What I've done is created a simple wrapper class "TaggedWritable" that
has a String (the "tag") and a Writable as fields. That does the trick.
public class TaggedWritable implements Writable {
private String m_key;
private Writable m_value;
public TaggedWritable() { }
public TaggedWritable(String key, Writable value) {
m_key = key;
m_value = value;
}
public String getTag() {
return m_key;
}
public Writable getValue() {
return m_value;
}
@SuppressWarnings("unchecked")
@Override
public void readFields(DataInput in) throws IOException {
m_key = readString(in);
String className = readString(in);
try {
Class<Writable> valueClass = (Class<Writable>)
Class.forName(className);
m_value = valueClass.newInstance();
m_value.readFields(in);
} catch (Exception ex) {
throw new IllegalStateException("Error converting " + className + "
to writable", ex);
}
}
@Override
public void write(DataOutput out) throws IOException {
writeString(out, m_key);
writeString(out, m_value.getClass().getName());
m_value.write(out);
}
}
On Jan 27, 2010, at 10:49 AM, Alex Kozlov wrote:
Currently map output supports only one class, but it does not
prevent you from encapsulating another field or class in your own
Writable and serializing it.
AVRO is supposed to have multiple formats out-of-the-box, but it
does not have Input/Output formats yet (0.21.0?)
Hadoop is using it's own serialization outside the Java
serialization for performance reasons.
Alex
On Tue, Jan 26, 2010 at 5:17 PM, Wilkes, Chris <cwil...@gmail.com>
wrote:
I'm outputting a Text and a LongWritable in my mapper and told the
job that my mapper output class is Writable (the interface shared by
both of them):
job.setMapOutputValueClass(Writable.class);
I'm doing this as I have two different types of input files and am
combining them together. I could write them both as as Text but
then I'll have to put a marker in front of the tag to indicate what
type of entry it is instead of doing a
if (value instanceof Text) { } else if (value instanceof
LongWritable) { }
This exception is thrown:
java.io.IOException: Type mismatch in value from map: expected
org.apache.hadoop.io.Writable, recieved
org.apache.hadoop.io.LongWritable
at org.apache.hadoop.mapred.MapTask
$MapOutputBuffer.collect(MapTask.java:812)

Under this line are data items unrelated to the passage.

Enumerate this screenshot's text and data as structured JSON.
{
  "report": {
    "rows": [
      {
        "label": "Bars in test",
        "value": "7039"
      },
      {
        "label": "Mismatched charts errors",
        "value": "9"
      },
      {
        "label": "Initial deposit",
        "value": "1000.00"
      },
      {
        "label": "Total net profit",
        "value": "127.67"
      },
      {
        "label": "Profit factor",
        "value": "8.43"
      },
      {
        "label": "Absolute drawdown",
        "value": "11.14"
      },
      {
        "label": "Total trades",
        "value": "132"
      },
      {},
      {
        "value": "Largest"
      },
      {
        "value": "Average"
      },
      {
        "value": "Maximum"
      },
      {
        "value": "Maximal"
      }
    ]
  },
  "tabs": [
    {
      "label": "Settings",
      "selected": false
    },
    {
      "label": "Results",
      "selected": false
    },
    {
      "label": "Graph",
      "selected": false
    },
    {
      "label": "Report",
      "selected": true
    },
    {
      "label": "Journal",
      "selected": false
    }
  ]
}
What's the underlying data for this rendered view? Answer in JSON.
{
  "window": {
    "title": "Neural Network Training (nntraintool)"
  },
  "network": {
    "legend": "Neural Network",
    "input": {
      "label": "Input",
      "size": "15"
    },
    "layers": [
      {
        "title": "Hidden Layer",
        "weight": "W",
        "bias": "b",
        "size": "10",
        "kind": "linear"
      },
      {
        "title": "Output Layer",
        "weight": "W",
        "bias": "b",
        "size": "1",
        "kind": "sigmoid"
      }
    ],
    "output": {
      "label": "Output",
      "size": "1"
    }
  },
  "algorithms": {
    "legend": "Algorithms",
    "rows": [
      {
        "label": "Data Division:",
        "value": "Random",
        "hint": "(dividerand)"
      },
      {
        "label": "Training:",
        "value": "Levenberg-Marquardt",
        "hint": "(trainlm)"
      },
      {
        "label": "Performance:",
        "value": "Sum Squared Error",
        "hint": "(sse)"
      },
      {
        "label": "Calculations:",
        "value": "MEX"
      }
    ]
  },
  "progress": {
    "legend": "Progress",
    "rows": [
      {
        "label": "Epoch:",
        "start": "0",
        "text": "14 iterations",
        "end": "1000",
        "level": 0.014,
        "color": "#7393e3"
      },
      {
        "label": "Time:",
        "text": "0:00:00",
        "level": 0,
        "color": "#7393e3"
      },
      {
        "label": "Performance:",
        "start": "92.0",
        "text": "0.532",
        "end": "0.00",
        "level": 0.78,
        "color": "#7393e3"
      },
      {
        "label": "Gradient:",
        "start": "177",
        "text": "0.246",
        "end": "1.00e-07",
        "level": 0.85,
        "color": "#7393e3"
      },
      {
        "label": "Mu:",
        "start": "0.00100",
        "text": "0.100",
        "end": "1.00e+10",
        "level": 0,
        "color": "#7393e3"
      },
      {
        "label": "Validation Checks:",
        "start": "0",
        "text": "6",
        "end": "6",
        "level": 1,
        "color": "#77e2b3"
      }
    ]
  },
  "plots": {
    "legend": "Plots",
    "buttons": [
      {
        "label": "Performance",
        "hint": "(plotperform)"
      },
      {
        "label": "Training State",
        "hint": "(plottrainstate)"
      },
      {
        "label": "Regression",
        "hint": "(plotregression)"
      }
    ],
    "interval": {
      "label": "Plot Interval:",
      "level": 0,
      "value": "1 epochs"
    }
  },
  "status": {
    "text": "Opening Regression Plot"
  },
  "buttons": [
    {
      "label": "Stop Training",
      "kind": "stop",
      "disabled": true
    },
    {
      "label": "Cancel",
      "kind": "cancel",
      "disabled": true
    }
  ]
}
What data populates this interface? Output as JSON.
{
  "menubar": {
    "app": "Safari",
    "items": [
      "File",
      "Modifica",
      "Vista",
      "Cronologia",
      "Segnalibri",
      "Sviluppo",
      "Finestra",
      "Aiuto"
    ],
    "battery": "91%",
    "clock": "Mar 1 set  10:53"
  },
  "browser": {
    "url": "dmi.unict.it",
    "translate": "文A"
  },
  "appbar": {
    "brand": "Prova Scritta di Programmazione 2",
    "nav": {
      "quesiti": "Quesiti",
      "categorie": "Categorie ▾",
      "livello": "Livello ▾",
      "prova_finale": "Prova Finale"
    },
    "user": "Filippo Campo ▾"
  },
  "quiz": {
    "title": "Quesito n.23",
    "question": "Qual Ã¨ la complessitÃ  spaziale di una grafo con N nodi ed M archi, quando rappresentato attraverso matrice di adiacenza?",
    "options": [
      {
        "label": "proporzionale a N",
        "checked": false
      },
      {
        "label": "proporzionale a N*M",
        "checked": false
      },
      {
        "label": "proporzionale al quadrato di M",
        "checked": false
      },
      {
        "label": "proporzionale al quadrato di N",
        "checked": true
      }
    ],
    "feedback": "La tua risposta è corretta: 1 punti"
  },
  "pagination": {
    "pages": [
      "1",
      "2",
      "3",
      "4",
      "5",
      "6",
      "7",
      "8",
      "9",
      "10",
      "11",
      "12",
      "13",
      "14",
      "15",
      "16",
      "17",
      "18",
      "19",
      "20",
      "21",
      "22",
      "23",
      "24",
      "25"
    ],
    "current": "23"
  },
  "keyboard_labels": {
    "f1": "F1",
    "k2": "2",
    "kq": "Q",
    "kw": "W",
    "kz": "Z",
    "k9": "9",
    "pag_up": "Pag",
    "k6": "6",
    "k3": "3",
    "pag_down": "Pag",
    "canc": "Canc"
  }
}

at org.apache.hadoop.mapred.MapTask
$NewOutputCollector.write(MapTask.java:504)
at
org
.apache
.hadoop
.mapreduce.TaskInputOutputContext.write(TaskInputOutputContext.java:
80)
The MapTask code (which is being used even though I'm using the new
API) shows that a != is used to compare the classes:
http://svn.apache.org/viewvc/hadoop/mapreduce/trunk/src/java/org/apache/hadoop/mapred/MapTask.java?view=log
if (value.getClass() != valClass) {
throw new IOException("Type mismatch in value from map:
expected "
+ valClass.getName() + ", recieved "
+ value.getClass().getName());
}
Does this level of checking really need to be done? Could it just
be a Class.isAssignableFrom() check?